Gustavo permaneceu na escuridão.

Pensou um pouco e adicionou a Sra. Alves no WhatsApp: — Se houver alguma novidade com ela, me avise. Vou para o exterior, para bem longe da Capital, devo voltar só daqui a dois ou três anos. Sra. Alves, sou apaixonado pelo meu trabalho, não tomo decisões levianas, mas...

Gustavo parou na metade.

Mas a Sra. Alves entendeu.

Ele gostava de Paloma.

Mas era um gostar que não podia ser dito.

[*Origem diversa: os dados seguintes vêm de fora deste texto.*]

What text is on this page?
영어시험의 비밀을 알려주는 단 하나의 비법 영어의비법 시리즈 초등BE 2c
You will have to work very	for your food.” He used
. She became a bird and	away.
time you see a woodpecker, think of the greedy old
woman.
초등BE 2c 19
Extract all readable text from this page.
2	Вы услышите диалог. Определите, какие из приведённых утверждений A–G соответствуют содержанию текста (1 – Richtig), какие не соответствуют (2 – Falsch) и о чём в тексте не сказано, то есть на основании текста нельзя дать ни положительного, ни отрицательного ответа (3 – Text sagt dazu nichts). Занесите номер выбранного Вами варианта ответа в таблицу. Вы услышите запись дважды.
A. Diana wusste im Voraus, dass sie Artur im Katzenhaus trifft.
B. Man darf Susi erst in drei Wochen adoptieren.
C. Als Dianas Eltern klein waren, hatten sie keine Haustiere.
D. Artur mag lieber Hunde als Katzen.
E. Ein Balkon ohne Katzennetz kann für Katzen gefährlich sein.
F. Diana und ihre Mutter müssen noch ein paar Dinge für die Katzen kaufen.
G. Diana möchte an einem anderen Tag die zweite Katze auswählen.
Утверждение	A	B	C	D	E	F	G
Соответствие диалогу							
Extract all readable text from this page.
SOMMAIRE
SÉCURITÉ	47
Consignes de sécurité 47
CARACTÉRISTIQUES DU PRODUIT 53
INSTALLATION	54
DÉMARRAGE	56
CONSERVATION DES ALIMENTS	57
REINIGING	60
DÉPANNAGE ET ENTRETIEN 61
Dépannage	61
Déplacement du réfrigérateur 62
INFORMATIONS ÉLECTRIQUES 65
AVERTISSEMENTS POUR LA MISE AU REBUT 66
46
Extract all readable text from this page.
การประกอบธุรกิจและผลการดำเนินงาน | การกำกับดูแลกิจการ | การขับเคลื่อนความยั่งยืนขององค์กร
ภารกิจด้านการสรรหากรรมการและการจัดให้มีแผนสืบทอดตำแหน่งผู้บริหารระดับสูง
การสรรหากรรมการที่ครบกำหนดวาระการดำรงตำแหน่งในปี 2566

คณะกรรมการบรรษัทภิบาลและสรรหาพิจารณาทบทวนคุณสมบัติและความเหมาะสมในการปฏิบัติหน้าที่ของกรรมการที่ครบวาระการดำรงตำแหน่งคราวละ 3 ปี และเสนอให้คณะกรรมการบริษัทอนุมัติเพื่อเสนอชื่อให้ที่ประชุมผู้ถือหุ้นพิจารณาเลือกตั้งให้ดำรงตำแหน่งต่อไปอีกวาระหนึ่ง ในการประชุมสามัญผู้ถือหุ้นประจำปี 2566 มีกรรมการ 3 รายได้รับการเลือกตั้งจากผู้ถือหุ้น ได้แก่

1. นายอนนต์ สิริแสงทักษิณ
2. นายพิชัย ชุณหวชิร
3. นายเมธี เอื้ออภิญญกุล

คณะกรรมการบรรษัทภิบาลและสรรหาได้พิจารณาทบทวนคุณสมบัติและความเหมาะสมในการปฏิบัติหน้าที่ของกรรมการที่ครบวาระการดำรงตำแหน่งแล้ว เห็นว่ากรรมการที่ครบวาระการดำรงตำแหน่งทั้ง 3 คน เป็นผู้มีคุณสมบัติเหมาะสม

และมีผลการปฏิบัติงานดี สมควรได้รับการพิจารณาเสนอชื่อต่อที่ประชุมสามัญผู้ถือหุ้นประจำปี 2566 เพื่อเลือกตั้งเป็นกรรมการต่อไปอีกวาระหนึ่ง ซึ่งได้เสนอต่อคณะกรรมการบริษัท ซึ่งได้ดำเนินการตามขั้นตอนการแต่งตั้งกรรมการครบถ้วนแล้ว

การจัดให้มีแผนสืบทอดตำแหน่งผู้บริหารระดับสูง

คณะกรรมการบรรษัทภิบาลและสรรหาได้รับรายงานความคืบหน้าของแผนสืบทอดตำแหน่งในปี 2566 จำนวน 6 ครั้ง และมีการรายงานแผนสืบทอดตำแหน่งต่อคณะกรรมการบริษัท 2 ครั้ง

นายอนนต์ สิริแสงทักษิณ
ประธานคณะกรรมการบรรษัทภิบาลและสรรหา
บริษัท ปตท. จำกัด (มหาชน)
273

Gustavo, no mundo de Paloma, fora como uma chuva fina, mas a aparição dela deve ter sido um temporal torrencial no coração daquele jovem. Na hora pareceu comum, mas ao perceber a profundidade, ele estava disposto a pagar o preço.

A Sra. Alves concordou.

Antes de partir, Gustavo disse muito sério: — A Sra. Guerra sofre de depressão moderada. Eu não contei a ela. Por favor, cuide dela, pelo menos até o parto... eu imploro.

A Sra. Alves ficou paralisada.

De repente, entendeu o amor daquele jovem.

— Estava escondido no fundo.

O amor dele era altruísta, era renúncia.